Os fabricantes de contêineres produzem para empresas de transporte e locadores. A maioria das grandes empresas de navegação e leasing tem sua frota produzida na China, onde cerca de 90% dos contêineres são produzidos. A CIMC é o maior produtor de contêineres, uma empresa do governo chinês. Em função de alguns problemas de qualidade, empresas como Maersk e Hanjin, desenvolveram fábricas próprias na China. Outros lugares que produzem é Tailândia e Europa.

Algumas empresas preferem especificar seus próprios reforços, pisos, tintas, revestimentos e projetos de corrugado procurando um menor desgaste e maior vida aos equipamentos, mas tudo isto sem deixar de atender as normas ISO e IMO. Algumas empresas são: K-Line, Hanjin, Zim, Maersk, Evergreen, Hyundai, Cosco, OOCL, CAI, etc.

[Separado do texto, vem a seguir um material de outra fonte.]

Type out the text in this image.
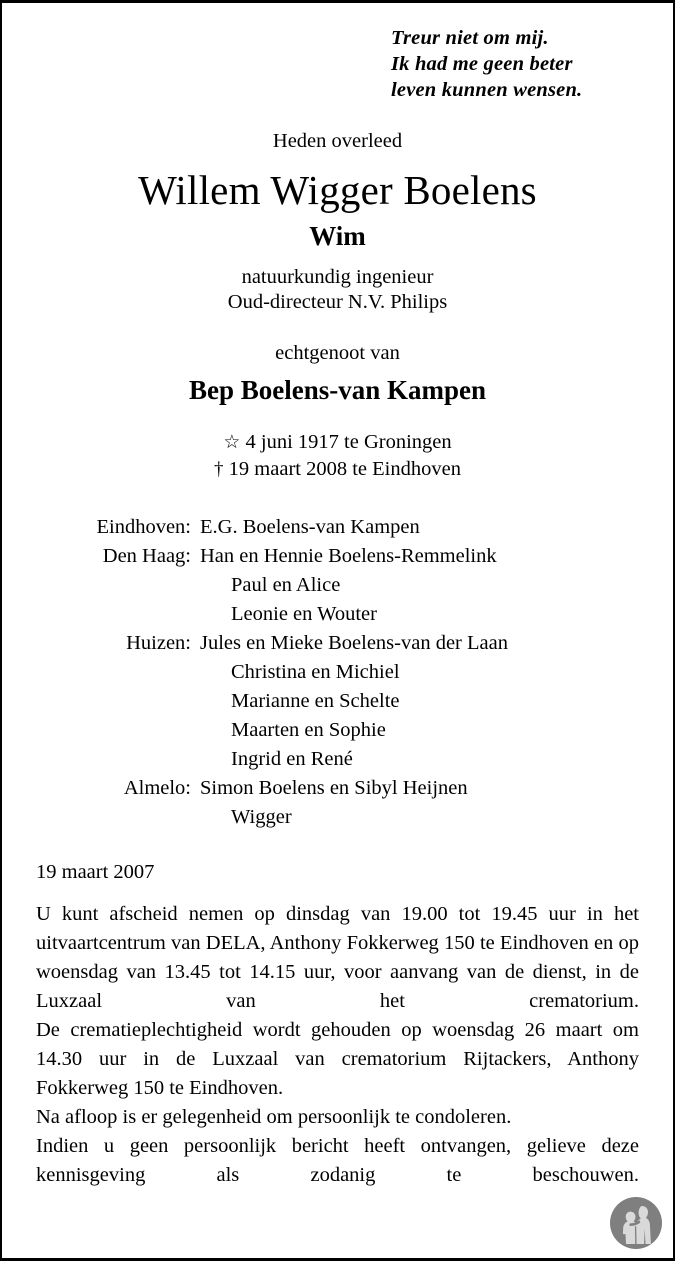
Treur niet om mij.
Ik had me geen beter
leven kunnen wensen.
Heden overleed
Willem Wigger Boelens
Wim
natuurkundig ingenieur
Oud-directeur N.V. Philips
echtgenoot van
Bep Boelens-van Kampen
☆ 4 juni 1917 te Groningen
† 19 maart 2008 te Eindhoven
Eindhoven: E.G. Boelens-van Kampen
Den Haag: Han en Hennie Boelens-Remmelink
Paul en Alice
Leonie en Wouter
Huizen: Jules en Mieke Boelens-van der Laan
Christina en Michiel
Marianne en Schelte
Maarten en Sophie
Ingrid en René
Almelo: Simon Boelens en Sibyl Heijnen
Wigger
19 maart 2007

U kunt afscheid nemen op dinsdag van 19.00 tot 19.45 uur in het uitvaartcentrum van DELA, Anthony Fokkerweg 150 te Eindhoven en op woensdag van 13.45 tot 14.15 uur, voor aanvang van de dienst, in de Luxzaal van het crematorium.

De crematieplechtigheid wordt gehouden op woensdag 26 maart om 14.30 uur in de Luxzaal van crematorium Rijtackers, Anthony Fokkerweg 150 te Eindhoven.

Na afloop is er gelegenheid om persoonlijk te condoleren.

Indien u geen persoonlijk bericht heeft ontvangen, gelieve deze kennisgeving als zodanig te beschouwen.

A arquitetura com contêiner é uma forma de arquitetura que usa equipamentos de acondicionamento e transporte intermodal, como elemento estrutural, devido à sua força intrínseca, disponibilidade (desuso) e custo relativamente baixo.

Não se tem dados oficiais do primeiro projeto real com esta arquitetura, no entanto, existe um registro histórico de uma patente americana, número 4.854.094 de 1987, em nome de Phillip C. Clark, na qual reivindica a invenção de um 'método de converter um ou mais contêineres de aço em habitações, uso em canteiros de obra ou qualquer outro produto derivado deste método'. Em 1989 a patente foi concedida.

Sou questionado por algumas pessoas se "tal empresa" do mercado patenteou o conceito de "loja em container". Obviamente que se alguém tentou e o INPI entrou nessa, deve ser acionado os órgãos competentes para impugnar qualquer absurdo relacionado. As lojas em container não são uma novidade, já existem a dezenas de anos em diversos países. A patente do Sr. Phillip Clark já caiu em domínio público. Não se pode inventar uma coisa que já está mais do que inventada! O que já foi "novidade" em um país, se caracteriza como item não patenteável, porque já não é mais novidade! Uma marca sim poderia ser patenteável, mas ainda sim não poderia ser proprietária de um termo de uso comum: loja ou container ou os termos em conjunto para determinar alguma prática de comércio.

Definição resumida de container na arquitetura segundo a Wikipédia. Em azul, comentários da Container SA.

Nos últimos dez anos, nos Estados Unidos, por exemplo, as construções modulares na qual o container está incluso, foi o sistema de construção para habitação e armazenagem que mais cresceu. A chamada construção "verde" está crescendo duas vezes mais que a construção convencional. Empreiteiros e arquitetos, que estão se reinventando, são aqueles que estão investindo neste conceito de construção.

Algumas pessoas desinformadas, por terem visto um contêiner velho e enferrujado em algum lugar, seja pessoalmente ou até em algum filme, rotulam o mesmo como algo descartável e facilmente degradável. Na realidade, existem containers nesta condição, mas seu estado é devido ao abandono e descuido. Não seria diferente para uma casa de madeira ou alvenaria desprovida de cuidados e manutenção. 

Com o advento da sustentabilidade está se tornando comum  módulos de contêiner serem anexados às construções já existentes. Possibilitando um novo design, charme e até valorização do imóvel. As construções híbridas serão uma realidade. Se existem carros nesta condição, porque não casas? Um facilitador deste conceito seria o incentivo através de linhas de crédito e de financiamento para este tipo de empreendimento.